Emerging Markets Radar (June 18, 2012)

Strengths

  • China new loans rose to Rmb 793.2 billion in May, beating consensus estimate of Rmb 750 billion; M2 growth rose to 13.2 percent, higher than market expectation of 12.6 percent; China export jumped to 15.3 percent, and import also far exceeded market expectation to rise 12.7 percent in May; China’s May Producer Price Index (PPI) declined 1.4 percent, and CPI rose 3 percent (a 23-month new low), providing space for further monetary easing.
  • China’s passenger vehicle sales rose 22.6 percent to 1.38 million units in May, higher than expected. In addition, China will give as much as RMB 18,000 in subsidies for each vehicle trade-in this year to boost consumption spending, the Ministry of Finance said.
  • The Chinese government may ease policies on lending to local government financing vehicles and property developers, according to 21st Century Business Herald.
  • Korea’s unemployment rate in May declined to a four-month low of 3.2 percent as hiring in the service sector continued to increase.
  • The Thailand, Philippines, Korea and Indonesia central banks are all keeping their benchmark rates unchanged recently as policy stance switched to growth risk from inflationary risk.
  • Philippines overseas remittances rose 5.3 percent year-over-year to $1.7 billion in April, and unemployment declined to 6.9 percent in the three months to April from 7.2 percent the previous quarter.

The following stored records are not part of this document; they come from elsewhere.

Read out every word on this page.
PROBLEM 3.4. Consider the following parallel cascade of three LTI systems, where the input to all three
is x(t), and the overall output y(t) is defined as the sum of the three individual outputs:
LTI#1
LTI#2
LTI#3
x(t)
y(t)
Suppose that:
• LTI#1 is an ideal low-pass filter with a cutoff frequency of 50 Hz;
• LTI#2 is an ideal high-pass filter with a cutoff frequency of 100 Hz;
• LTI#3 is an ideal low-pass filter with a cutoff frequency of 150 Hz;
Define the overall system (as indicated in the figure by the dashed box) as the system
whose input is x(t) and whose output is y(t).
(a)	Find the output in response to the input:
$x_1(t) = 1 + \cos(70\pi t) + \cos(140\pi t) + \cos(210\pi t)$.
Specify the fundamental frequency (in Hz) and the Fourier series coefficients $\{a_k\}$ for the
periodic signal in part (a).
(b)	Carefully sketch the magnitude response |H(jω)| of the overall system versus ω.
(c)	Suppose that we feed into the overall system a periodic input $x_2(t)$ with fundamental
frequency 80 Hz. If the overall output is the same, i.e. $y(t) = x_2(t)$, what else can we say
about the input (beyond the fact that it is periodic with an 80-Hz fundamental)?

Philippine exports increased 7.6 percent in April, far exceeding expectations for a 0.5 percent gain due to rising demand for apparel and minerals.
  • Polish budget deficit is projected to decline to 3 percent of GDP from 5 percent last year.
  • Turkey has added 4 million new jobs in the last 3 years, going from 19 million to 23 million today.

Weaknesses

  • China’s fixed asset investment (FAI) for the first five months this year rose 20.1 percent, in a declining trend year to date, however with accelerating infrastructure project approval by the government and improving sales by developers, FAI is expected to pick up.
  • China’s May industrial production grew 9.6 percent (versus estimate 9.8 percent), in a slower growth trend; China’s power consumption grew 5.2 percent in May up from 3.7 percent in April, but still showing slower growth.
  • Hopes for consolidation in the Polish banking sector are unlikely to materialize anytime soon, as the potential takeover targets contain “poison pill” 2008 and prior vintage euro and Swiss franc loans.
  • There is a substantial slowdown in loan growth across the region. Loan growth is down to single digit percentage growth in Poland and to low double digit growth in Russia and Turkey. Loan growth is negative in Hungary.
  • Regulatory changes in Turkey will have a negative impact on reported net income this year. For consumer loans a 1 percent provision and for general purpose loans a 4 percent provision must be made in the quarter when new loans are originated. And, fees and commissions generated at origination now have to be amortized over the life of the loan.

Opportunities

  • Greentown China transactions show deep value in the real estate sector in China. Hong Kong conglomerate Wharf Holdings Ltd. invested HK$5.1 billion buying HK$2.55 billion of new shares and HK$2.55 billion of convertible securities from Greentown China Holdings Ltd., a high end property developer in China. After the share purchase, Wharf will own 24.6 percent of Greentown, and its ownership in Greentown can go up to more than 30 percent. The transaction indicates there are investment opportunities in the property market due to extremely cheap valuation.
  • Bond placement as planned by Polish banks could lead to less reliance on retail funding and rationalization of competition for deposits.

Threats

  • Recent commodity price drop and government policy uncertainty in commodity export taxes had resulted in current account deficits in Indonesia. U.S. dollar liquidity conditions in the country are also deteriorating, which has adverse consequences for the Indonesia Rupiah. If the eurozone crisis continues to intensify, the Indonesia equity market will be adversely affected through currency outflow.
  • Minority shareholders in the state-owned companies within the Russian utility sector are at risk of significant dilution in case of proposed capital injection by the government.
  • The financial transaction tax as proposed by Hungarian Prime Minister Orban would have a negative impact on banks' fees and commission income. The fact that Brussels likes the idea could make this a dangerous precedent within the European Union.